Fig. 4.

Slow-pressor AngII infusion differentially affects GluN1 density in ERβ-EGFP dendrites depending on AOF time point. a There is a significant decrease in the cytoplasmic density of GluN1-SIG particles in peri-AOF VCD mice following AngII infusion compared to peri-AOF VCD mice receiving saline. b The density of total GluN1-SIG particles in peri-AOF VCD mice given AngII compared to their peri-AOF VCD controls receiving saline is significantly reduced. In contrast, the density of total GluN1 particles in post-AOF VCD mice given AngII compared to their post-AOF VCD controls receiving saline is significantly increased.
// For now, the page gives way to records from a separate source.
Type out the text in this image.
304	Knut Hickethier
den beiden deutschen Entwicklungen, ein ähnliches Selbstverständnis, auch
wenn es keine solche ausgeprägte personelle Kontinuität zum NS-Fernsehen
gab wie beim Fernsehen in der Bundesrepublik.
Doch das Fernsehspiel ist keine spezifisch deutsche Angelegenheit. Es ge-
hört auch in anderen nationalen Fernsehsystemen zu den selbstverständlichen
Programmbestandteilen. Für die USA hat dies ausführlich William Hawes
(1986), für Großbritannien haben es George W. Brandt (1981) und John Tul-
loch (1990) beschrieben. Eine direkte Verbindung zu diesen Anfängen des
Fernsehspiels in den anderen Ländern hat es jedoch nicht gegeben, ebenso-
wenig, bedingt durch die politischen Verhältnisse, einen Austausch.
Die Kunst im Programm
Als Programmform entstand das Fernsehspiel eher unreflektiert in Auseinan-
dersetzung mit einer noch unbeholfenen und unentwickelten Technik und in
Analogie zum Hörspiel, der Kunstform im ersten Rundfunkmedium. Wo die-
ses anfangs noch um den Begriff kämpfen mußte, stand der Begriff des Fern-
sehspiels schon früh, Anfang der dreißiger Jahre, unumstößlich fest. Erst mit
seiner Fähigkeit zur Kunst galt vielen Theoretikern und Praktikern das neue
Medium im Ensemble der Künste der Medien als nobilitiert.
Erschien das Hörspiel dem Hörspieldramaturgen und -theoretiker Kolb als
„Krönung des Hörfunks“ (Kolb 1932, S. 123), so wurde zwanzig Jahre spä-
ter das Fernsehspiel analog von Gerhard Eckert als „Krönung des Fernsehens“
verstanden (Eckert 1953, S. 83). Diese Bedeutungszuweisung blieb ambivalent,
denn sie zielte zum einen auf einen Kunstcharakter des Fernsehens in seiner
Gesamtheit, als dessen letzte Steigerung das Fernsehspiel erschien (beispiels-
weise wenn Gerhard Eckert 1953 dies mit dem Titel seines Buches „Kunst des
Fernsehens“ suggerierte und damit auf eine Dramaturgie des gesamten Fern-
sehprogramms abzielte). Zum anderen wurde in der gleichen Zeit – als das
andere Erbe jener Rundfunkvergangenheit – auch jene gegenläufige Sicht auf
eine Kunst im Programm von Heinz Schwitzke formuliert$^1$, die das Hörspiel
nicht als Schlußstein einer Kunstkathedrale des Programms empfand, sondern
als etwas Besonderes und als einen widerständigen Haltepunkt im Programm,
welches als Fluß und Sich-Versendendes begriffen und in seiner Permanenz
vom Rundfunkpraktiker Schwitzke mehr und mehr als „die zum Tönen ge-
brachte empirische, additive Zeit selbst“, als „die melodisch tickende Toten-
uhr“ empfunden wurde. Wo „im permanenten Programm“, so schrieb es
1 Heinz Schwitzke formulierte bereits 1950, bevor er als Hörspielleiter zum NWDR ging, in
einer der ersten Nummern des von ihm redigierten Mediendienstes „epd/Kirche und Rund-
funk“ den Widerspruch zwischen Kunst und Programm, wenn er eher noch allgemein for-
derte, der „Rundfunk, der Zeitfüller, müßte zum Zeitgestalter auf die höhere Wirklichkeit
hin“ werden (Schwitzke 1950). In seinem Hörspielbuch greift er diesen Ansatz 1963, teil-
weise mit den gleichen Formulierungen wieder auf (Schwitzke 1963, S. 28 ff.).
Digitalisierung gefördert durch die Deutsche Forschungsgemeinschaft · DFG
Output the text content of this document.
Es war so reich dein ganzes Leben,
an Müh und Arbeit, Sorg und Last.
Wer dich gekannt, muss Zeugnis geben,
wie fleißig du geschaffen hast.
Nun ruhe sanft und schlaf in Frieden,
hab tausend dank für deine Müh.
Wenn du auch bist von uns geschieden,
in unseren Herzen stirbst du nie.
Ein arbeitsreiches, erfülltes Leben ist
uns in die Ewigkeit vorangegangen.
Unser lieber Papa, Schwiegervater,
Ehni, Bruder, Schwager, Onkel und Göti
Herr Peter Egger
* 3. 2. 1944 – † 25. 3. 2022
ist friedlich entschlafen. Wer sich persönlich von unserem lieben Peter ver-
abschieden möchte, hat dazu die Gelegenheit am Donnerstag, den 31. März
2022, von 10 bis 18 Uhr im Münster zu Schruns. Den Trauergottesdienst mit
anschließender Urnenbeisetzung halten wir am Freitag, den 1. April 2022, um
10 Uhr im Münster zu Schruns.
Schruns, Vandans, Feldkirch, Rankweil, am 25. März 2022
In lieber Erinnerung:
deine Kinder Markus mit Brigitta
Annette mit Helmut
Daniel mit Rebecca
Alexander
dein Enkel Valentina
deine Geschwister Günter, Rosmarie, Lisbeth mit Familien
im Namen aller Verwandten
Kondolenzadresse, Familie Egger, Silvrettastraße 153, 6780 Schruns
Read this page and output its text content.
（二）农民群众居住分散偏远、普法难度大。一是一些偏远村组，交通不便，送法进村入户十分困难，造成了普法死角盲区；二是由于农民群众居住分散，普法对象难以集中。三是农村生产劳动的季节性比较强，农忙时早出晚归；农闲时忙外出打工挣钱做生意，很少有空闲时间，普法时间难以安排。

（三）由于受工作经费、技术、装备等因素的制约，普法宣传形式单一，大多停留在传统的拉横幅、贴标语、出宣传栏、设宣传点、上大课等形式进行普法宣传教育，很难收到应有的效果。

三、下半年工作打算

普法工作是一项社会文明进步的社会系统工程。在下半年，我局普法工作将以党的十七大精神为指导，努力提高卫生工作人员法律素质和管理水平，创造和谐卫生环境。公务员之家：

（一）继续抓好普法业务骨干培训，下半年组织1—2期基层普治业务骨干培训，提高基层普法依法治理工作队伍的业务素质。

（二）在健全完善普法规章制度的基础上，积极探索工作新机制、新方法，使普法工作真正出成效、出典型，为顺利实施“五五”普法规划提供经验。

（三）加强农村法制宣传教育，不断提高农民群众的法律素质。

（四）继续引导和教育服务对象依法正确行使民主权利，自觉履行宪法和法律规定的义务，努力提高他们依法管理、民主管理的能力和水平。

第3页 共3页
Oil-injected mice receiving AngII show a decrease in total GluN1 compared to those receiving oil and saline. c In small (<0.1 μm in diameter) ERβ-EGFP dendrites, AngII infusion results in a decrease in the cytoplasmic density of GluN1-SIG particles in peri- and post-AOF VCD mice. d In small ERβ-EGFP dendrites, the total number of GluN1-SIG particles is less in peri- and post-AOF VCD mice compared to oil-injected mice. Following AngII infusion, the density of the total number of GluN1-SIG particles decreases in oil-injected and peri-AOF VCD mice. e In large (>0.1 μm in diameter) ERβ-EGFP dendrites, the total number of GluN1-SIG particles in the cytoplasm of ERβ-EGFP dendrites in post-AOF VCD mice is significantly less compared to oil-injected and peri-AOF VCD mice. f Following AngII, the total number of GluN1-SIG particles in ERβ-EGFP dendrites significantly decreases in oil-injected mice. * p < 0.05; ** p < 0.01; ***p < 0.001; ^ap < 0.05 compared to saline + oil and saline + VCD peri-AOF; ^bp = 0.001 compared to saline + oil and p < 0.01 compared to saline peri-AOF VCD; ^cp = 0.01 compared to saline + oil and saline peri-AOF VCD.